Beethoven Statue

Ludwig van Beethoven: Symphony no. 7 in A Major, Op. 92 (1813)

I.  Poco sostenuto – Vivace (A major)

II.  Allegretto (A minor)

III.  Presto – Assai meno presto (trio) (F major, Trio in D major)

IV.  Allegro con brio (A major)

Opera composer Richard Wagner famously called this Symphony “the apotheosis of the dance,” a description that gets to the heart of this joyous Symphony. After the stately introduction, which hints at almost all the material that makes up the work, there is no more slow music, and each movement remains single mindedly obsessed with certain rhythmic patterns. In his middle period (of which this work is a classic example) Beethoven (1770–1827) was very interested in reducing the material that he worked with in large scale compositions to small units that are repeated and varied in an infinite variety of ways. These materials are similar to what pop musicians in our age call a “hook”-a small phrase that draws us into the music.

In this Symphony the “hook” in each movement is a rhythmic unit that propels the music forward. In the first movement, it starts almost hesitantly, on the flute, at the end of the introduction, before blossoming into the first theme. As though to show how versatile a three note rhythmic figure can be, the same rhythm dominates the second theme as well! In the “slow” movement (in quotes because the tempo, Allegretto, is not slow) the stately dance rhythm heard at the beginning only hesitantly and by bits turns into a melody, and later on becomes an accompanying figure to a beautiful melody. In the Scherzo, Beethoven unusually has the movement divided into five parts instead of the usual three. The trio section that normally falls between the initial Scherzo and its repeat is itself repeated, and the Scherzo comes back a third time.  He also adds a coda where he hints that he might return to the Trio again, before deftly and abruptly ending the movement. The last movement is an obsessive and wild dance that remains attached to the initial idea and the effect is overwhelmingly exciting and driven.

This exciting and vital work has remained among the most popular Symphonies in the repertoire since its premiere, but in recent years, new editions of the work have exposed a number of errors in the score that have become part of “performance tradition”, but which we and some other recent performers have stripped away to return to Beethoven’s original thoughts.

Morton Gould Autographed Photo

Morton Gould: Tap Dance Concerto (1952)

Morton Gould (1913–1996) was one of the most interesting personalities of 20th century American music. A child prodigy, his first composition was published at the age of 6. By his teens he was working as a pianist in jazz bands and in vaudeville while attending the School of Music and Art (now Juilliard) in New York City. All this played a part in his becoming  perhaps the first “cross-over” composer, whose works straddled the worlds of popular and jazz music as well as classical idioms. By the 1940’s he was writing music for propaganda films for the war effort and was becoming a well known personality on the radio. He was a fixture as a conductor, arranger, pianist and personality in the early years of television.  He later served as the President of ASCAP, where he promoted many new ideas in the area of intellectual property.
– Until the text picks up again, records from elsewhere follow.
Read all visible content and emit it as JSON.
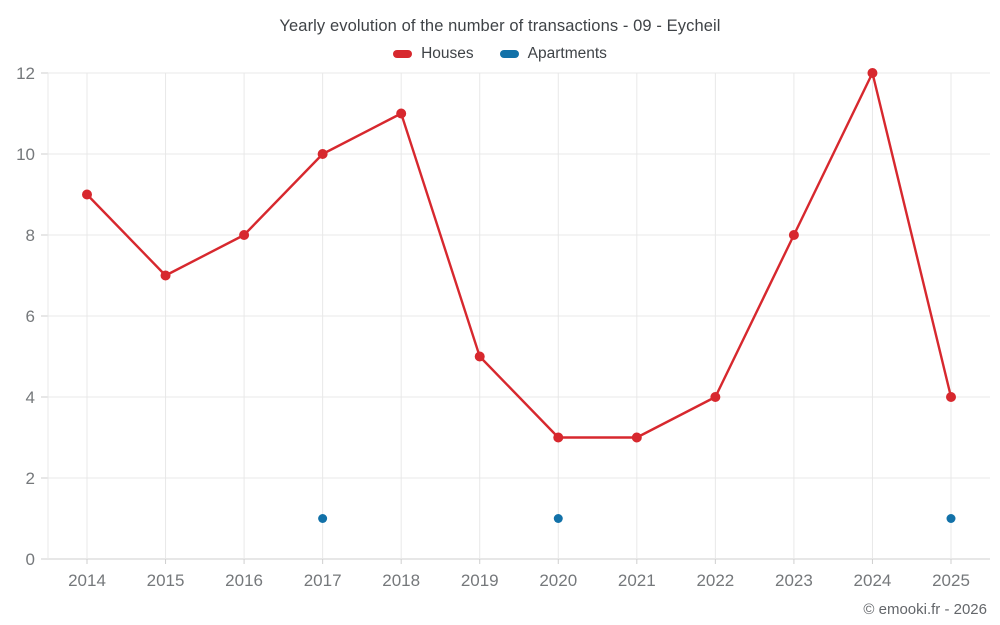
{
  "title": "Yearly evolution of the number of transactions - 09 - Eycheil",
  "copyright": "© emooki.fr - 2026",
  "legend": [
    {
      "label": "Houses",
      "color": "#d7282e"
    },
    {
      "label": "Apartments",
      "color": "#1271a8"
    }
  ],
  "colors": {
    "houses": "#d7282e",
    "apartments": "#1271a8",
    "gridline": "#e8e8e8",
    "axis": "#cfcfcf",
    "tick_label": "#75787b"
  },
  "chart_data": {
    "type": "line",
    "categories": [
      "2014",
      "2015",
      "2016",
      "2017",
      "2018",
      "2019",
      "2020",
      "2021",
      "2022",
      "2023",
      "2024",
      "2025"
    ],
    "series": [
      {
        "name": "Houses",
        "color": "#d7282e",
        "draw_line": true,
        "values": [
          9,
          7,
          8,
          10,
          11,
          5,
          3,
          3,
          4,
          8,
          12,
          4
        ]
      },
      {
        "name": "Apartments",
        "color": "#1271a8",
        "draw_line": false,
        "values": [
          null,
          null,
          null,
          1,
          null,
          null,
          1,
          null,
          null,
          null,
          null,
          1
        ]
      }
    ],
    "title": "Yearly evolution of the number of transactions - 09 - Eycheil",
    "xlabel": "",
    "ylabel": "",
    "ylim": [
      0,
      12
    ],
    "yticks": [
      0,
      2,
      4,
      6,
      8,
      10,
      12
    ],
    "grid": true,
    "legend_position": "top"
  }
}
His familiarity with popular music led him to a number of experimental works that integrated various popular idioms into what was apparently a classical framework. The “Tap Dance” Concerto is one such experiment, but was hardly unique. His best known piano piece is called “Boogie Woogie Etude”.

The Tap Dance Concerto uses the dancer’s feet as a type of percussion instrument. The music is notated very specifically as to rhythm, but the choreography and type of tap is left up to the dancer. Therefore every performer who takes up the work looks and sounds different. Nevertheless, it is a true Concerto, in the traditional three movements, fast, slow, fast, with the dancer as the star and the orchestra as a helpful accompanist. Musically, although suggestions of jazz and popular music are embedded in the music, it is definitely written in Gould’s accessible, but clearly modern classical idiom.

Peggy Glanville-Hicks Headshot

Peggy Glanville-Hicks: Sinfonia da Pacifica (1952)

I.  Allegro energico

II.  Recitativo — Lento tranquillo

III.  Allegro giocoso.

Peggy Glanville-Hicks (1912–1990) was an Australian composer and music critic who led an amazing and adventurous life and whose music straddled a number of styles. She was largely trained in England, and her most important teachers were Vaughan Williams and Egon Wellesz. In fact, she claimed that the opening theme of Vaughan Williams Fourth Symphony was taken from a work she had written while studying with him. After leaving school she married a couple of gay men and spent a lot of time in Africa with the writer and composer Paul Bowles to whom she remained close for the remainder of her life. She then moved to the United States, taking American citizenship and becoming a music critic.  However after eight years she moved to Greece where she lived for twenty years and wrote  two of her best known works, the opera  Nauciscaa and the Etruscan Concerto for Piano and Orchestra, both deeply influenced by the small remaining evidence we have of the music of ancient Greece. She returned to Australia in 1979, where she died in 1990.

Her music was deeply influenced by her travels, by her innate curiosity about the places and people where she lived and by her own remarkable and highly individual sense of instrumental color.  In the Sinfonia da Pacifica, she created a riot of sound based on the drum rhythms of Oceanic music, but with a suggestion of the melodic style that she developed more fully in her “Greek” music. Despite the references to other sources, the style of the music remains utterly unique, unlike the music of any other composer of any time or place.